Renal Transcriptome and Metabolome in Mice with Principal Cell-Specific Ablation of the Tsc1 Gene: Derangements in Pathways Associated with Cell Metabolism, Growth and Acid Secretion
, Sharon Barone 1,2, Marybeth Brooks 1,2, Tracy Murray Stewart 3, Robert A. Casero, Jr. 3 and Manoocher Soleimani 1,2,*
Round 1
Reviewer 1 Report
This paper is about the renal transcriptome and mtabolome in mice with with principal-cell specific ablation of the Tsc1 gene. The authors describe in their studies alterations in the metabolome and transcriptome of mice in early stages of TSC cystic disease. They found new and very intersting aspects regarding the transcriptome and metabolome. Changes in the transcriptome do explain the phenotypic changes in Tsc1 KO mice as a result of multiple alterations. Their studies are the initial steps in understanding the metabolomic and transcriptome alterations that occur in the kidney during TSC cystogenesis. The experiments support their conclusions and will be start of further experiments to understand the renal cystogenesis in TSC by analysing more advanced cystic kidneys.
It is well known that mTOR inhibitor treatment changed the treatment of renal angiomyolipoma it would be of interest to see how under treatment with everolimus the transcritome and metabolome is changing. This may help to understand also the mode of action of evrolimus. This may be a research question for the future.

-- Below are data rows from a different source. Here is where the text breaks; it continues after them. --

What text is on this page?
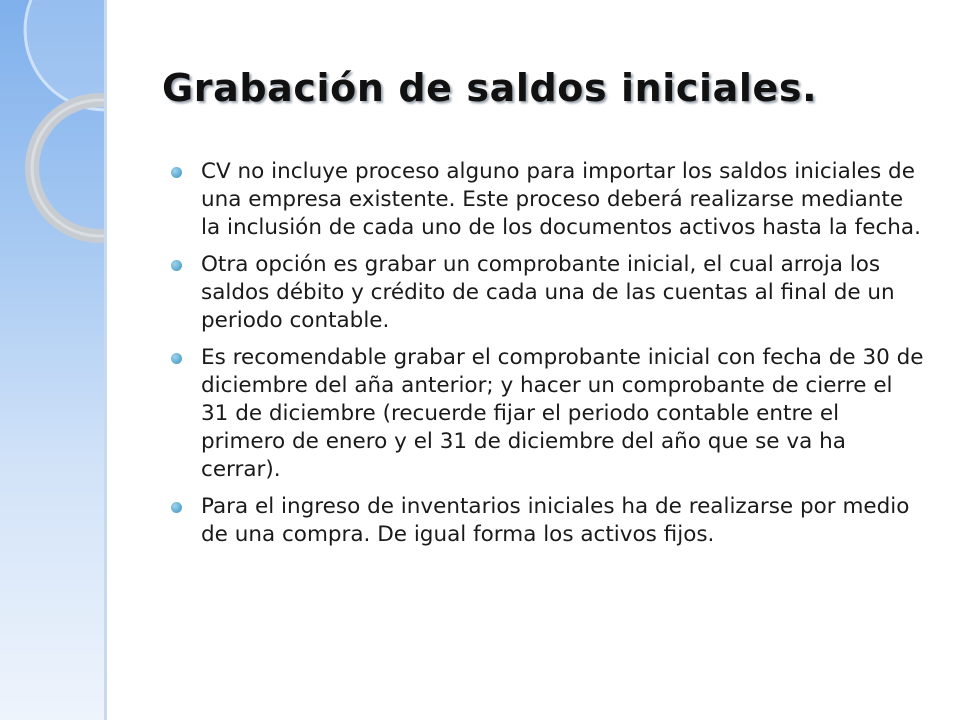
Grabación de saldos iniciales.
CV no incluye proceso alguno para importar los saldos iniciales de una empresa existente. Este proceso deberá realizarse mediante la inclusión de cada uno de los documentos activos hasta la fecha.
Otra opción es grabar un comprobante inicial, el cual arroja los saldos débito y crédito de cada una de las cuentas al final de un periodo contable.
Es recomendable grabar el comprobante inicial con fecha de 30 de diciembre del aña anterior; y hacer un comprobante de cierre el 31 de diciembre (recuerde fijar el periodo contable entre el primero de enero y el 31 de diciembre del año que se va ha cerrar).
Para el ingreso de inventarios iniciales ha de realizarse por medio de una compra. De igual forma los activos fijos.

I have no further comments regarding this interessting paper.
Author Response
We thank the reviewer for their kind evaluation of this manuscript. We also greatly appreciate their astute observation regarding the effect of everolimus treatment on metabolome changes in TSC kidneys. We agree that understanding the changes in the transcriptome, proteome and metabolome brought about by everolimus treatment of Tsc1KO mice and the reversion of these changes upon withdrawal of everolimus and reestablishment of the lesions would be of great interest in identifying targets that can be targets for therapeutic interventions. These studies are planned and will be submitted for publication once they are completed.
Reviewer 2 Report
The authors have dilligently analyzed the high through put data. They have combined both RNA seq with metabolomics. There results are interesting. Its a novel study suggesting role of renal transcriptome and metabolome in mice with TSC1 gene mutation. My only minor concern is author should shed more light on the deficiency of myo-inositol in renal injury. As per there results there is alternation in the generation of glucose -1-phosphate and eventually production of MI.

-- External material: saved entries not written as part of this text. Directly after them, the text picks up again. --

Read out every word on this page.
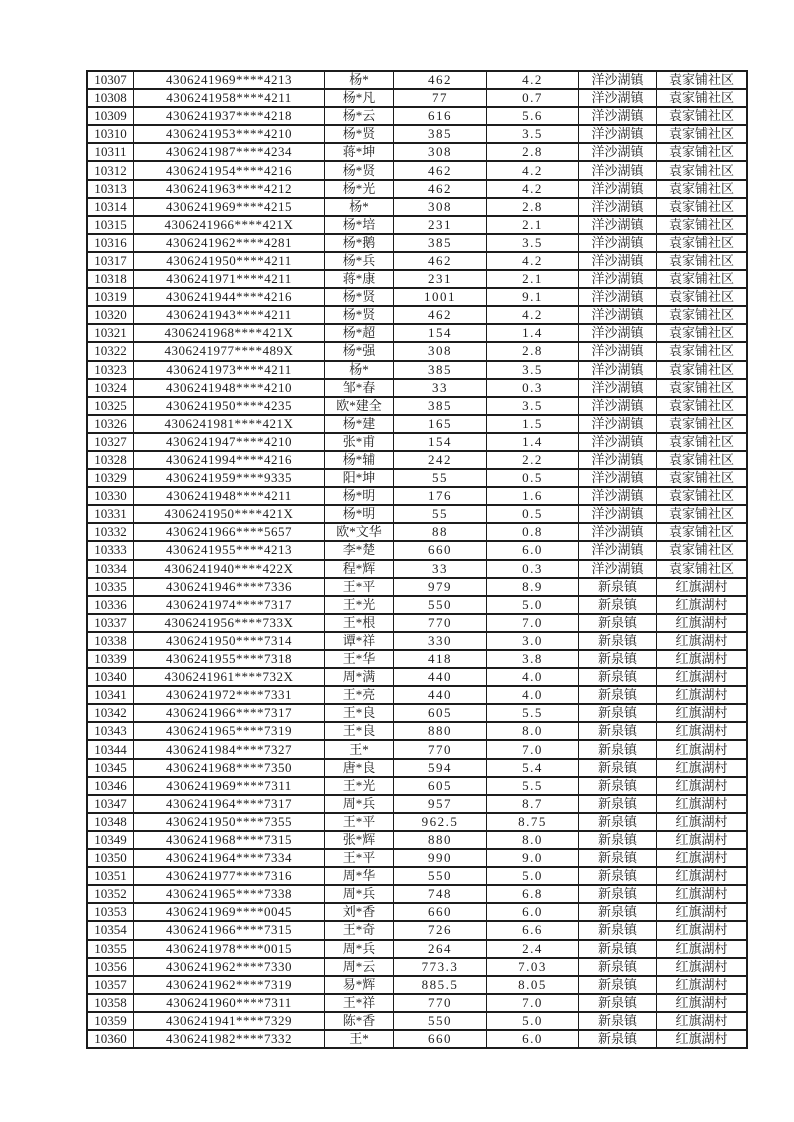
10307	4306241969****4213	杨*	462	4.2	洋沙湖镇	袁家铺社区
10308	4306241958****4211	杨*凡	77	0.7	洋沙湖镇	袁家铺社区
10309	4306241937****4218	杨*云	616	5.6	洋沙湖镇	袁家铺社区
10310	4306241953****4210	杨*贤	385	3.5	洋沙湖镇	袁家铺社区
10311	4306241987****4234	蒋*坤	308	2.8	洋沙湖镇	袁家铺社区
10312	4306241954****4216	杨*贤	462	4.2	洋沙湖镇	袁家铺社区
10313	4306241963****4212	杨*光	462	4.2	洋沙湖镇	袁家铺社区
10314	4306241969****4215	杨*	308	2.8	洋沙湖镇	袁家铺社区
10315	4306241966****421X	杨*培	231	2.1	洋沙湖镇	袁家铺社区
10316	4306241962****4281	杨*鹅	385	3.5	洋沙湖镇	袁家铺社区
10317	4306241950****4211	杨*兵	462	4.2	洋沙湖镇	袁家铺社区
10318	4306241971****4211	蒋*康	231	2.1	洋沙湖镇	袁家铺社区
10319	4306241944****4216	杨*贤	1001	9.1	洋沙湖镇	袁家铺社区
10320	4306241943****4211	杨*贤	462	4.2	洋沙湖镇	袁家铺社区
10321	4306241968****421X	杨*超	154	1.4	洋沙湖镇	袁家铺社区
10322	4306241977****489X	杨*强	308	2.8	洋沙湖镇	袁家铺社区
10323	4306241973****4211	杨*	385	3.5	洋沙湖镇	袁家铺社区
10324	4306241948****4210	邹*春	33	0.3	洋沙湖镇	袁家铺社区
10325	4306241950****4235	欧*建全	385	3.5	洋沙湖镇	袁家铺社区
10326	4306241981****421X	杨*建	165	1.5	洋沙湖镇	袁家铺社区
10327	4306241947****4210	张*甫	154	1.4	洋沙湖镇	袁家铺社区
10328	4306241994****4216	杨*辅	242	2.2	洋沙湖镇	袁家铺社区
10329	4306241959****9335	阳*坤	55	0.5	洋沙湖镇	袁家铺社区
10330	4306241948****4211	杨*明	176	1.6	洋沙湖镇	袁家铺社区
10331	4306241950****421X	杨*明	55	0.5	洋沙湖镇	袁家铺社区
10332	4306241966****5657	欧*文华	88	0.8	洋沙湖镇	袁家铺社区
10333	4306241955****4213	李*楚	660	6.0	洋沙湖镇	袁家铺社区
10334	4306241940****422X	程*辉	33	0.3	洋沙湖镇	袁家铺社区
10335	4306241946****7336	王*平	979	8.9	新泉镇	红旗湖村
10336	4306241974****7317	王*光	550	5.0	新泉镇	红旗湖村
10337	4306241956****733X	王*根	770	7.0	新泉镇	红旗湖村
10338	4306241950****7314	谭*祥	330	3.0	新泉镇	红旗湖村
10339	4306241955****7318	王*华	418	3.8	新泉镇	红旗湖村
10340	4306241961****732X	周*满	440	4.0	新泉镇	红旗湖村
10341	4306241972****7331	王*亮	440	4.0	新泉镇	红旗湖村
10342	4306241966****7317	王*良	605	5.5	新泉镇	红旗湖村
10343	4306241965****7319	王*良	880	8.0	新泉镇	红旗湖村
10344	4306241984****7327	王*	770	7.0	新泉镇	红旗湖村
10345	4306241968****7350	唐*良	594	5.4	新泉镇	红旗湖村
10346	4306241969****7311	王*光	605	5.5	新泉镇	红旗湖村
10347	4306241964****7317	周*兵	957	8.7	新泉镇	红旗湖村
10348	4306241950****7355	王*平	962.5	8.75	新泉镇	红旗湖村
10349	4306241968****7315	张*辉	880	8.0	新泉镇	红旗湖村
10350	4306241964****7334	王*平	990	9.0	新泉镇	红旗湖村
10351	4306241977****7316	周*华	550	5.0	新泉镇	红旗湖村
10352	4306241965****7338	周*兵	748	6.8	新泉镇	红旗湖村
10353	4306241969****0045	刘*香	660	6.0	新泉镇	红旗湖村
10354	4306241966****7315	王*奇	726	6.6	新泉镇	红旗湖村
10355	4306241978****0015	周*兵	264	2.4	新泉镇	红旗湖村
10356	4306241962****7330	周*云	773.3	7.03	新泉镇	红旗湖村
10357	4306241962****7319	易*辉	885.5	8.05	新泉镇	红旗湖村
10358	4306241960****7311	王*祥	770	7.0	新泉镇	红旗湖村
10359	4306241941****7329	陈*香	550	5.0	新泉镇	红旗湖村
10360	4306241982****7332	王*	660	6.0	新泉镇	红旗湖村
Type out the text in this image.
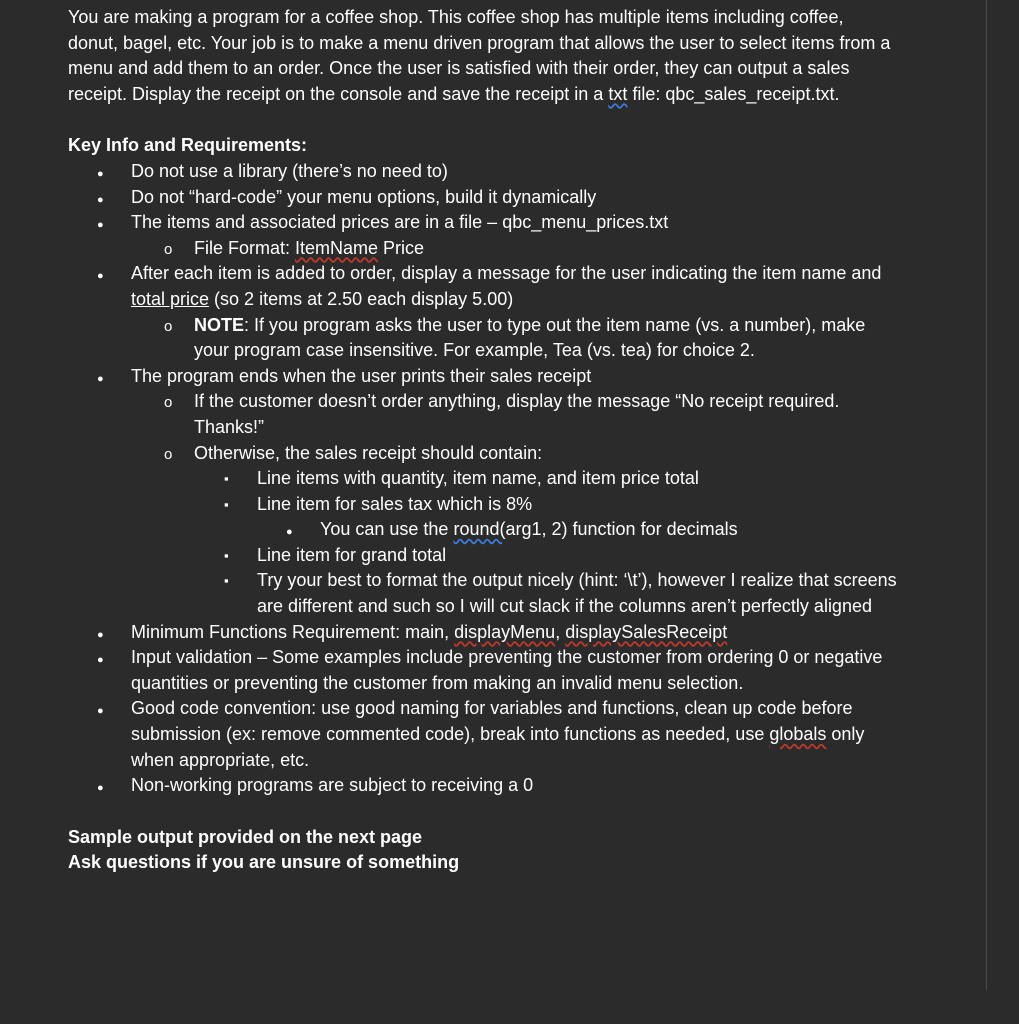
You are making a program for a coffee shop. This coffee shop has multiple items including coffee, donut, bagel, etc. Your job is to make a menu driven program that allows the user to select items from a menu and add them to an order. Once the user is satisfied with their order, they can output a sales receipt. Display the receipt on the console and save the receipt in a txt file: qbc_sales_receipt.txt.

Key Info and Requirements:

●
Do not use a library (there’s no need to)
●
Do not “hard-code” your menu options, build it dynamically
●
The items and associated prices are in a file – qbc_menu_prices.txt
o
File Format: ItemName Price
●
After each item is added to order, display a message for the user indicating the item name and total price (so 2 items at 2.50 each display 5.00)
o
NOTE: If you program asks the user to type out the item name (vs. a number), make your program case insensitive. For example, Tea (vs. tea) for choice 2.
●
The program ends when the user prints their sales receipt
o
If the customer doesn’t order anything, display the message “No receipt required. Thanks!”
o
Otherwise, the sales receipt should contain:
▪
Line items with quantity, item name, and item price total
▪
Line item for sales tax which is 8%
●
You can use the round(arg1, 2) function for decimals
▪
Line item for grand total
▪
Try your best to format the output nicely (hint: ‘\t’), however I realize that screens are different and such so I will cut slack if the columns aren’t perfectly aligned
●
Minimum Functions Requirement: main, displayMenu, displaySalesReceipt
●
Input validation – Some examples include preventing the customer from ordering 0 or negative quantities or preventing the customer from making an invalid menu selection.
●
Good code convention: use good naming for variables and functions, clean up code before submission (ex: remove commented code), break into functions as needed, use globals only when appropriate, etc.
●
Non-working programs are subject to receiving a 0

Sample output provided on the next page

Ask questions if you are unsure of something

What are authors views about the impact of MI level in prognosis of cyst formation via TSC1 gene mutation.
Author Response
We thank the reviewer for their kind evaluation of our manuscript. The question regarding the alteration in myo-inositol levels in renal injury is one that will be further examined. As the reviewer suggested we have added to our discussion about myo-inositol and its alterations in disease states and potential for disease prognosis in the “Discussion” section (Lines 239-248).